Certainly, US companies are feeling the dollar pinch. Caterpillar, Procter & Gamble, Microsoft and United Technologies have all noted a dent to earnings in the last week. However, there are opportunities for those with dollars in the bank: each buys 88c versus 73c this time last year. Eurozone assets and debt look more attractive in this light. There are a few companies who could buy up the Greek Stock Exchange in cash. Although, it’s not something we’d recommend and Eurozone acquisitions need some thought. The majority of the Greek population want to stay in the Euro. It’s not a Syriza policy to leave. That said, as S&P puts it, the new Syriza-led government’s policies are “incompatible with the policy framework agreed between the previous government and Greece’s official creditors”. Athens should be able to reach a deal with more favourable terms and financing, however there’s a significant risk of a damaging standoff first. Syriza’s victory could also embolden parties elsewhere with anti-austerity and restructuring agendas. These are still uncertain times. Therefore, we expect US companies to be looking at (relatively) cheaper high quality Eurozone assets, but with a focus on Northern Europe and companies with access to US markets.

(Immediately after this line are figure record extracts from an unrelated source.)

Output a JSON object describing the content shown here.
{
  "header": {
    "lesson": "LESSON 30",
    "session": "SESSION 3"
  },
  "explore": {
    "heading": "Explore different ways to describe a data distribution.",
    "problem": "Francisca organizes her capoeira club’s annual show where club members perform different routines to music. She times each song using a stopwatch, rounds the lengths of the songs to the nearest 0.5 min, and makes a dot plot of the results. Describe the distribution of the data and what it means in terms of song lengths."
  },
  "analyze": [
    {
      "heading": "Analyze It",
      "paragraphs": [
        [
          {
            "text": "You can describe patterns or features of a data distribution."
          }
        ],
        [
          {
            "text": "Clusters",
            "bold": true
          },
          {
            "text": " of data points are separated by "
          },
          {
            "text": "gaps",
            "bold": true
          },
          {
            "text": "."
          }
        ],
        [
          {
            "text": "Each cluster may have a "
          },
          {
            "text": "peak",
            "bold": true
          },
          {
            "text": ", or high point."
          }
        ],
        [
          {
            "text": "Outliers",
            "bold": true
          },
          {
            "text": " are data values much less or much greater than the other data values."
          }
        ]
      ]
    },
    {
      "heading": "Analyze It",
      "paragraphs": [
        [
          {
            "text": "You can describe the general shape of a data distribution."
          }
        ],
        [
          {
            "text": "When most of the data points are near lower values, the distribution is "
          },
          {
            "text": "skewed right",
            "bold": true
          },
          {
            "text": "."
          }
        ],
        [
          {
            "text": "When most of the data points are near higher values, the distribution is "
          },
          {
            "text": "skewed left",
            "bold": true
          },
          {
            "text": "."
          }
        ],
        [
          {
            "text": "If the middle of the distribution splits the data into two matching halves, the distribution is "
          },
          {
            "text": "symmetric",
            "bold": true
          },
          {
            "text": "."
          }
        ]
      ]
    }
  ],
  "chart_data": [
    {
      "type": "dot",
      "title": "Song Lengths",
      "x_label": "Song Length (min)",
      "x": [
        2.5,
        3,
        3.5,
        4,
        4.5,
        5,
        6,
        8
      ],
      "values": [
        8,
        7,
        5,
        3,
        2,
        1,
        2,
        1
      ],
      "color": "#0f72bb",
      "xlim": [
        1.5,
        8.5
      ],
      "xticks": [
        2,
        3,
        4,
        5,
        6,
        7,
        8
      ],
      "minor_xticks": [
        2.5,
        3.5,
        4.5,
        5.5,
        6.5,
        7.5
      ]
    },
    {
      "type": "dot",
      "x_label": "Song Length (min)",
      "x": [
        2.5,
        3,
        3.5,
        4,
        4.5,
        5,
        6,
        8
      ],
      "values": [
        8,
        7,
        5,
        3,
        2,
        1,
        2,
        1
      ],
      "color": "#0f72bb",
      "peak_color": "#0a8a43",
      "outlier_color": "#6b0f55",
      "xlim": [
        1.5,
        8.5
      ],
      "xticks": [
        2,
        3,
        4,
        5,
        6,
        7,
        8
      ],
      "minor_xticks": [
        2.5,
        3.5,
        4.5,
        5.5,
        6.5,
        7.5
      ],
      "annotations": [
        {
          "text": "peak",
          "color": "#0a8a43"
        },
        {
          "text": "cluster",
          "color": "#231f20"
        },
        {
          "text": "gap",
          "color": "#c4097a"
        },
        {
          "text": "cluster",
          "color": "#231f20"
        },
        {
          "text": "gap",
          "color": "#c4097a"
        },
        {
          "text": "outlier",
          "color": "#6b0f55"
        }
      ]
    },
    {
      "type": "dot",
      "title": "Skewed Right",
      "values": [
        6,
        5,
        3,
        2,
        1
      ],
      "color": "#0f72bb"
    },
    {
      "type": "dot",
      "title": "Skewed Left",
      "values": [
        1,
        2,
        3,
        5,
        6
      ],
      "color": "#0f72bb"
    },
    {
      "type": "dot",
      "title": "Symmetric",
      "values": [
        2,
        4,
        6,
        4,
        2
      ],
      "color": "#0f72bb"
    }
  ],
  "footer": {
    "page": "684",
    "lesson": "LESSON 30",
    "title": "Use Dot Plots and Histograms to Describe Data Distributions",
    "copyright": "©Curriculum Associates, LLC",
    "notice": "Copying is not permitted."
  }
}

Increasing cross-border acquisitions – especially US to Europe – is one of our Five Global M&A trends for 2015.
From Russia with less
S&P’s downgrade of Russia this week didn’t come as much of a surprise. As recent profit warnings and withdrawals have highlighted, doing business in Russia is progressively more difficult. Companies face recession against previous growth of around 2.5%, increasing sanctions, rising interest rates, record lows in the rouble, increasing relations and taxes. It’s a reminder that what might be a key growth region one year could be a strategic exit the next.